Proceedings of the National Academy of Sciences of the United States of America | 2011
Doug M. Boyer; Yaron Lipman; Elizabeth M. St. Clair; Jesus Puente; Biren A. Patel; Thomas A. Funkhouser; Jukka Jernvall; Ingrid Daubechies
We describe approaches for distances between pairs of two-dimensional surfaces (embedded in three-dimensional space) that use local structures and global information contained in interstructure geometric relationships.

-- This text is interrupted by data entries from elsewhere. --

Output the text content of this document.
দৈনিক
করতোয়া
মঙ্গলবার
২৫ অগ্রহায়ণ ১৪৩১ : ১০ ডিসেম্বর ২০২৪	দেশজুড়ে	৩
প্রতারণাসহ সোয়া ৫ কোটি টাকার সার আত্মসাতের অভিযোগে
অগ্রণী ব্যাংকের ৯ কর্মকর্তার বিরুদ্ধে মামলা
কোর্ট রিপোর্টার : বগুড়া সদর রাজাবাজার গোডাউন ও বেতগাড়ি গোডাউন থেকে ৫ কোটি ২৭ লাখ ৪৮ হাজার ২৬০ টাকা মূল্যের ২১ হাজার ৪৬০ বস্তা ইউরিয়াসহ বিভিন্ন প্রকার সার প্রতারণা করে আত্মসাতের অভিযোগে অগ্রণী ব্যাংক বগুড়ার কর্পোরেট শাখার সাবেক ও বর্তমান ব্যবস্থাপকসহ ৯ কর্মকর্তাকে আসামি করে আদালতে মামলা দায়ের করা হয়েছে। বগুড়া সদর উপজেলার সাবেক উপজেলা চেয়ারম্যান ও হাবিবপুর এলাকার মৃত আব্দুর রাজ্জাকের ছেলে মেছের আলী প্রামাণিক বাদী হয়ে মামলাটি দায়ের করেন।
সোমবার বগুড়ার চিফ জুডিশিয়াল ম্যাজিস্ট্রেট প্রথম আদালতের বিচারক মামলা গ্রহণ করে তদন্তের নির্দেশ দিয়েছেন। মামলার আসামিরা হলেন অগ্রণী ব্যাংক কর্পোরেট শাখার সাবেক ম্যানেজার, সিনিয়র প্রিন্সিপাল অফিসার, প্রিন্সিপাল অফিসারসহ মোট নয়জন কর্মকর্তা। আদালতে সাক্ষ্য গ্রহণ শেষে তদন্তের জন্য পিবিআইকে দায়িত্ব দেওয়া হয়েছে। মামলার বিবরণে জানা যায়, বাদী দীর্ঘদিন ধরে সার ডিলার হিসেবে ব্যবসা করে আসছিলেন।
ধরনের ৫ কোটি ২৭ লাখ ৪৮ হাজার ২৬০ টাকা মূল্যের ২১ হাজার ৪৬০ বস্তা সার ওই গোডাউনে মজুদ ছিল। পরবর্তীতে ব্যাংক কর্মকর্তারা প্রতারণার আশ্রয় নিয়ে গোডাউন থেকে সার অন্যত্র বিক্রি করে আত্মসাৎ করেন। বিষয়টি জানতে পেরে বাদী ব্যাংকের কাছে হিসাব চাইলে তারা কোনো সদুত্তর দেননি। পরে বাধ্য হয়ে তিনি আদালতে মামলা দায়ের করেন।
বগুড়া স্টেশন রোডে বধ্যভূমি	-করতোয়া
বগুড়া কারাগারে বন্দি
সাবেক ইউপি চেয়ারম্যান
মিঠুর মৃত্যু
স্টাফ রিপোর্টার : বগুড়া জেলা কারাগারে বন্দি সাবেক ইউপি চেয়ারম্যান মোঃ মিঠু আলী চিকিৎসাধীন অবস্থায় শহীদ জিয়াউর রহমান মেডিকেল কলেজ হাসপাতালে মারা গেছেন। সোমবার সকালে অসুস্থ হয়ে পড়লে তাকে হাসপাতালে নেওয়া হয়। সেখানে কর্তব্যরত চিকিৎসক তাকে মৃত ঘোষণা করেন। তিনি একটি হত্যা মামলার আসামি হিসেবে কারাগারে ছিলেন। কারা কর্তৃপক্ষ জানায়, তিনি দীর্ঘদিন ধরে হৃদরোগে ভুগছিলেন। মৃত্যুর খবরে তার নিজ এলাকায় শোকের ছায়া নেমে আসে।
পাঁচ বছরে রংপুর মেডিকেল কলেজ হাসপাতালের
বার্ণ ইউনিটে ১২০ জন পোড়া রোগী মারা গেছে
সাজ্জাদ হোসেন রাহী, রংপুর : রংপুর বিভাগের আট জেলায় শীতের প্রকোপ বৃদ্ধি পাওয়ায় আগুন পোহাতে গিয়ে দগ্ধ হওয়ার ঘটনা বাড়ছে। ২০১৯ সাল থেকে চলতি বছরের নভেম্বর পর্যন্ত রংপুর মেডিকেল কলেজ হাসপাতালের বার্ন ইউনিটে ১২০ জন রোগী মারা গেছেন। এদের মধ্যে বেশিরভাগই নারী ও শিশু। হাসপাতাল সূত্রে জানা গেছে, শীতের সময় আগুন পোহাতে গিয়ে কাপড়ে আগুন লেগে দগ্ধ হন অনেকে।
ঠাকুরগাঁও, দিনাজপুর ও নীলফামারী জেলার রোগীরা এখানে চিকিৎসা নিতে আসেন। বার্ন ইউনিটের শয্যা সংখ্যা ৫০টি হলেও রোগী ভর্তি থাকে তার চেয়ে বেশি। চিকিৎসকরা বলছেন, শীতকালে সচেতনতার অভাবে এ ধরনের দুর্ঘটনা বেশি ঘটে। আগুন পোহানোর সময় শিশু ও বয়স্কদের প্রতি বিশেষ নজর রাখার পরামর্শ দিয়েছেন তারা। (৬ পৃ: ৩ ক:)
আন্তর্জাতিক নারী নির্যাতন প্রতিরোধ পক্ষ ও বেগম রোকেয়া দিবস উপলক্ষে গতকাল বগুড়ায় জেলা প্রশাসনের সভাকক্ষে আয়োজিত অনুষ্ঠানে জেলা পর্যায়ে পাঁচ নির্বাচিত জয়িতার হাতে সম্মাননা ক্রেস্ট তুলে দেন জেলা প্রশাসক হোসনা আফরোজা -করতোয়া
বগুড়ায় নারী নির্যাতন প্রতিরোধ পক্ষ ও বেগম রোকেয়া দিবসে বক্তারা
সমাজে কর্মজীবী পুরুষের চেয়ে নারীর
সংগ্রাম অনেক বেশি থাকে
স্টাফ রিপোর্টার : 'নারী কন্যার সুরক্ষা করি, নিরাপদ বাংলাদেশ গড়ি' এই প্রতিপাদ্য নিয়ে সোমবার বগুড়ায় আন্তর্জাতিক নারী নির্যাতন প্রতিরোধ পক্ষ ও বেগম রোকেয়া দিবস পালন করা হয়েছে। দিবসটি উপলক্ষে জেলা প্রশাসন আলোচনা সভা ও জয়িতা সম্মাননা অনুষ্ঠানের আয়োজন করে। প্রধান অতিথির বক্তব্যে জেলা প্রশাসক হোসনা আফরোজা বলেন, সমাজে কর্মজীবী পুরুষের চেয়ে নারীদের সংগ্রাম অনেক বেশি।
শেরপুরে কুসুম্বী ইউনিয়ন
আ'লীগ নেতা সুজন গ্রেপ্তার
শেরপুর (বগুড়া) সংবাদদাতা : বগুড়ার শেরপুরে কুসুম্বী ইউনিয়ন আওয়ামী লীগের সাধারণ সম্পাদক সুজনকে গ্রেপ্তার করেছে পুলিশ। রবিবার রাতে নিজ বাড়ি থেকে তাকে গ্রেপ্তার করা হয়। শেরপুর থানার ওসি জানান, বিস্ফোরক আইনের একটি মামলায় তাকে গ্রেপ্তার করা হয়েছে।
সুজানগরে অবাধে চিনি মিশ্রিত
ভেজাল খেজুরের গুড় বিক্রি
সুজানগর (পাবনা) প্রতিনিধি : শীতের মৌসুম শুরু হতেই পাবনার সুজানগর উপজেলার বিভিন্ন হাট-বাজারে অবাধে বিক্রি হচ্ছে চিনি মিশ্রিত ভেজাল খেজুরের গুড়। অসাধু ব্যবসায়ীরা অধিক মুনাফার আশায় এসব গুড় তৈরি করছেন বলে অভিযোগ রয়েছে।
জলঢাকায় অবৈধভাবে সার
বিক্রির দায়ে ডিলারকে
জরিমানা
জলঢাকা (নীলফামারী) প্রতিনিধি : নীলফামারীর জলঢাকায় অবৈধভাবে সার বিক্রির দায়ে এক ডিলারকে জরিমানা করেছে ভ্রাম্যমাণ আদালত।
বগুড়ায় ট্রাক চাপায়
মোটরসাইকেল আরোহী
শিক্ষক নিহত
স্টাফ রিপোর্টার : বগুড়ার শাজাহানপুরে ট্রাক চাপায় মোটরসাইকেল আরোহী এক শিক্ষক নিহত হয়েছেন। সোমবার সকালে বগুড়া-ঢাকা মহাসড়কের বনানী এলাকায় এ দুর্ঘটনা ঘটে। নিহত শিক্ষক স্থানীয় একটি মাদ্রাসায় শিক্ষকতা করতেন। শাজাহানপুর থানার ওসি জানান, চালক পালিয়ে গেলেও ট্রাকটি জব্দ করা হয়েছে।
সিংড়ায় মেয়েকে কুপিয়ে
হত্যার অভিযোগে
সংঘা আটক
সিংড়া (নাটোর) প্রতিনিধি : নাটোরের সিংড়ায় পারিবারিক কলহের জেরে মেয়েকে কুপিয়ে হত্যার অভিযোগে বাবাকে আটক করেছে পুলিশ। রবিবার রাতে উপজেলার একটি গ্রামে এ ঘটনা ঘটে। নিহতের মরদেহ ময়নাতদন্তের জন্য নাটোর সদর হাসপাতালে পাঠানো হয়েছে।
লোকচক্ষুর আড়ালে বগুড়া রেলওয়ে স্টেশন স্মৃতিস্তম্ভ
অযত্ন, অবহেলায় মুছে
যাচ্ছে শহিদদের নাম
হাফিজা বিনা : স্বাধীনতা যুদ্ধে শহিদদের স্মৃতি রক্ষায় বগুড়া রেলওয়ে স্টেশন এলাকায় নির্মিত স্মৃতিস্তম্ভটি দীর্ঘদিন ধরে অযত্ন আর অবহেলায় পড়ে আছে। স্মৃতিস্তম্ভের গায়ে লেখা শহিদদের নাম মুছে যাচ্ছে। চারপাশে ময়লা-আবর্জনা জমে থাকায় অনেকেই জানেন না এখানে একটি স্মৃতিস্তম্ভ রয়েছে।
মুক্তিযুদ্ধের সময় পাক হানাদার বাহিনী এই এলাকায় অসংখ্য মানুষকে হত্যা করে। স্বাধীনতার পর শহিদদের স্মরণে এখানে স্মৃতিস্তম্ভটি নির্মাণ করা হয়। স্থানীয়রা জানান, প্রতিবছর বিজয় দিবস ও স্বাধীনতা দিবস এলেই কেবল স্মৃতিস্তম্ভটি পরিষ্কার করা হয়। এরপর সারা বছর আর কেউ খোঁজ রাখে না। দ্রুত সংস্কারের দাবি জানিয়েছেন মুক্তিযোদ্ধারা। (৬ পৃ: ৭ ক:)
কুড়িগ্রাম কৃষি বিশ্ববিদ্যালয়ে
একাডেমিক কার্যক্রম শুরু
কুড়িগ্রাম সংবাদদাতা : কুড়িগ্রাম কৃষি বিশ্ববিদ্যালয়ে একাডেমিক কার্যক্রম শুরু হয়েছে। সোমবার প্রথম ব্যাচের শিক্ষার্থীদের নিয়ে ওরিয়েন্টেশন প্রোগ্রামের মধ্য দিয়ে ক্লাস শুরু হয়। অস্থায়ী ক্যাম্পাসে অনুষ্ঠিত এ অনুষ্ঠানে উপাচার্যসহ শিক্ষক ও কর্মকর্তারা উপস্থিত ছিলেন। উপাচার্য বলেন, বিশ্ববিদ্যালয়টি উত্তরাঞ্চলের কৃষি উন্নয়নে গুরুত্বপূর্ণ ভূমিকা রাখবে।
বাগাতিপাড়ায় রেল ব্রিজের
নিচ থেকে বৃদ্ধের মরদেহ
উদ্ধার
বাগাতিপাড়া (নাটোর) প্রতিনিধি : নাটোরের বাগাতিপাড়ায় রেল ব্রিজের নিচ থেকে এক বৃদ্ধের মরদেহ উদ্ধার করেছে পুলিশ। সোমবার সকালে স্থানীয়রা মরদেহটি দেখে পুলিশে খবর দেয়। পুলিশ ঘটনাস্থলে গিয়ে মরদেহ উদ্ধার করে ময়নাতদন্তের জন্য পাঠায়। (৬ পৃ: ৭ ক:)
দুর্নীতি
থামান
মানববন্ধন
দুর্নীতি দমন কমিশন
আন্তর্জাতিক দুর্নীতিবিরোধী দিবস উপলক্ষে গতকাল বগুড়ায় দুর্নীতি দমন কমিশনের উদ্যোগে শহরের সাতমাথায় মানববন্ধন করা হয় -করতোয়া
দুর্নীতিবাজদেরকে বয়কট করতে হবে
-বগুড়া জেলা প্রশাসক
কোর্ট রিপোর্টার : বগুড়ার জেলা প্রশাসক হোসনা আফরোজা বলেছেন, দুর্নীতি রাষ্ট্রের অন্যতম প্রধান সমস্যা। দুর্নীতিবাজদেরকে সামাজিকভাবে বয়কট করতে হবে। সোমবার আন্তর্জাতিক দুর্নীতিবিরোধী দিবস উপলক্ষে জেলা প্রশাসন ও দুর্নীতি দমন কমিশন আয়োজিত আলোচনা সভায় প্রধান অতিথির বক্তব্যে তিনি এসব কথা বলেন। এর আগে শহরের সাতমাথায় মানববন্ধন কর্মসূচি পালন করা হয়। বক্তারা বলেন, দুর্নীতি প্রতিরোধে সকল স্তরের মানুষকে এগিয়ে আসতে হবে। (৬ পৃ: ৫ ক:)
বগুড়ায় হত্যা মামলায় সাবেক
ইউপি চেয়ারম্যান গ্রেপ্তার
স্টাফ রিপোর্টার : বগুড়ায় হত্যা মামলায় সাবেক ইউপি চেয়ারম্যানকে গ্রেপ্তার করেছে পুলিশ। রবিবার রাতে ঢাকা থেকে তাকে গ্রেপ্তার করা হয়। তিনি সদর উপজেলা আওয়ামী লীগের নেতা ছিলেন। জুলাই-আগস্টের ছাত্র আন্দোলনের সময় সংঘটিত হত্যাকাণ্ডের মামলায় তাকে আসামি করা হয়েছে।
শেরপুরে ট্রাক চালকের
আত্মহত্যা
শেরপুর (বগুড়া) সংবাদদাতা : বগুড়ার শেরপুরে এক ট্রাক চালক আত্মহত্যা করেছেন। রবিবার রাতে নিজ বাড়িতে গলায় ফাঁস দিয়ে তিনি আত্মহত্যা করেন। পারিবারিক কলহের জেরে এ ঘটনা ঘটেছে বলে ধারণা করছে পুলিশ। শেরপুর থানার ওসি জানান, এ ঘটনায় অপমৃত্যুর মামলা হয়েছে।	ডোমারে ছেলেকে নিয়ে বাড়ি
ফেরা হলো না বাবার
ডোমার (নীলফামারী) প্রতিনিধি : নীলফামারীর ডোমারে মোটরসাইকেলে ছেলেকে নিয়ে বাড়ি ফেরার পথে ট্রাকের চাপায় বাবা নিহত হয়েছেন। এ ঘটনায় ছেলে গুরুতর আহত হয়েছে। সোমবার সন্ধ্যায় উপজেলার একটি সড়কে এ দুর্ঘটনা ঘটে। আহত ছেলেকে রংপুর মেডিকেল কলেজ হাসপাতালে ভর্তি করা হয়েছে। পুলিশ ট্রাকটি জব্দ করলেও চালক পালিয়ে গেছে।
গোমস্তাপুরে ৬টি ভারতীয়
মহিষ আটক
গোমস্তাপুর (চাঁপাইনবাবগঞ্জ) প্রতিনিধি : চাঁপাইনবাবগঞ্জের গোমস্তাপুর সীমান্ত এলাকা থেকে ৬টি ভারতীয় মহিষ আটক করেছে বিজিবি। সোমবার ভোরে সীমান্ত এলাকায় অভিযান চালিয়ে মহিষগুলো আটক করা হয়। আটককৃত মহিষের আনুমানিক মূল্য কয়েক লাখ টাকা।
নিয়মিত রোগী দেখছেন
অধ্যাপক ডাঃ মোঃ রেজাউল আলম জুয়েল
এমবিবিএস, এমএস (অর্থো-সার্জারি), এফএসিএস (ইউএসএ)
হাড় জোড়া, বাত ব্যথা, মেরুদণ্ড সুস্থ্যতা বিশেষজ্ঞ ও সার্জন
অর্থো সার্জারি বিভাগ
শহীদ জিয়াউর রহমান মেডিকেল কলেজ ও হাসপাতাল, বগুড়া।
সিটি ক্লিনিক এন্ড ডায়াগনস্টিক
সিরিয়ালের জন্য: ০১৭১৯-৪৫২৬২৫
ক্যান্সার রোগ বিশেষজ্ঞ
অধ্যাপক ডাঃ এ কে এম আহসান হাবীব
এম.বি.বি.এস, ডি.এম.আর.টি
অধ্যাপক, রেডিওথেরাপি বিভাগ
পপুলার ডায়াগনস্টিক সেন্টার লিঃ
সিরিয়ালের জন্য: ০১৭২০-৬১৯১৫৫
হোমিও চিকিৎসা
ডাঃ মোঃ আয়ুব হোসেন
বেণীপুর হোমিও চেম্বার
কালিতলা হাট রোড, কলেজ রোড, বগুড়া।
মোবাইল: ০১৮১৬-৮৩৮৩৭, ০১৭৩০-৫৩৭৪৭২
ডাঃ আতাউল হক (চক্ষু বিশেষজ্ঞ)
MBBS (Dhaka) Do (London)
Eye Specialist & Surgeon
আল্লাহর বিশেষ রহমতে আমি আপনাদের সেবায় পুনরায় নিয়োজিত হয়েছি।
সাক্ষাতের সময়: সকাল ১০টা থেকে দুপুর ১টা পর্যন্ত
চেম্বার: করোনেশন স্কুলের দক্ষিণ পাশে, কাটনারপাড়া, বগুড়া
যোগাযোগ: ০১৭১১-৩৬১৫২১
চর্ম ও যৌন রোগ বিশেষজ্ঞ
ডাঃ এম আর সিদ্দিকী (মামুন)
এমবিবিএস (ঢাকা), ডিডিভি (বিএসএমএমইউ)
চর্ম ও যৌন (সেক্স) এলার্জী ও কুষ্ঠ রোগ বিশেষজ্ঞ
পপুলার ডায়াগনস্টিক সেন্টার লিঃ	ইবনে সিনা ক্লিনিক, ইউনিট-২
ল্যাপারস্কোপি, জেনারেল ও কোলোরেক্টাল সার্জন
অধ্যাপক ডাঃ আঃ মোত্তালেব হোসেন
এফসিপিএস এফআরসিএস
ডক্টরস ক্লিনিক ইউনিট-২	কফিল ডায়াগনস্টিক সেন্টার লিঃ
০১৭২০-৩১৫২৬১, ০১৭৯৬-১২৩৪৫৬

We present algorithms to automatically determine these distances as well as geometric correspondences. This approach is motivated by the aspiration of students of natural science to understand the continuity of form that unites the diversity of life. At present, scientists using physical traits to study evolutionary relationships among living and extinct animals analyze data extracted from carefully defined anatomical correspondence points (landmarks). Identifying and recording these landmarks is time consuming and can be done accurately only by trained morphologists. This necessity renders these studies inaccessible to nonmorphologists and causes phenomics to lag behind genomics in elucidating evolutionary patterns. Unlike other algorithms presented for morphological correspondences, our approach does not require any preliminary marking of special features or landmarks by the user. It also differs from other seminal work in computational geometry in that our algorithms are polynomial in nature and thus faster, making pairwise comparisons feasible for significantly larger numbers of digitized surfaces. We illustrate our approach using three datasets representing teeth and different bones of primates and humans, and show that it leads to highly accurate results.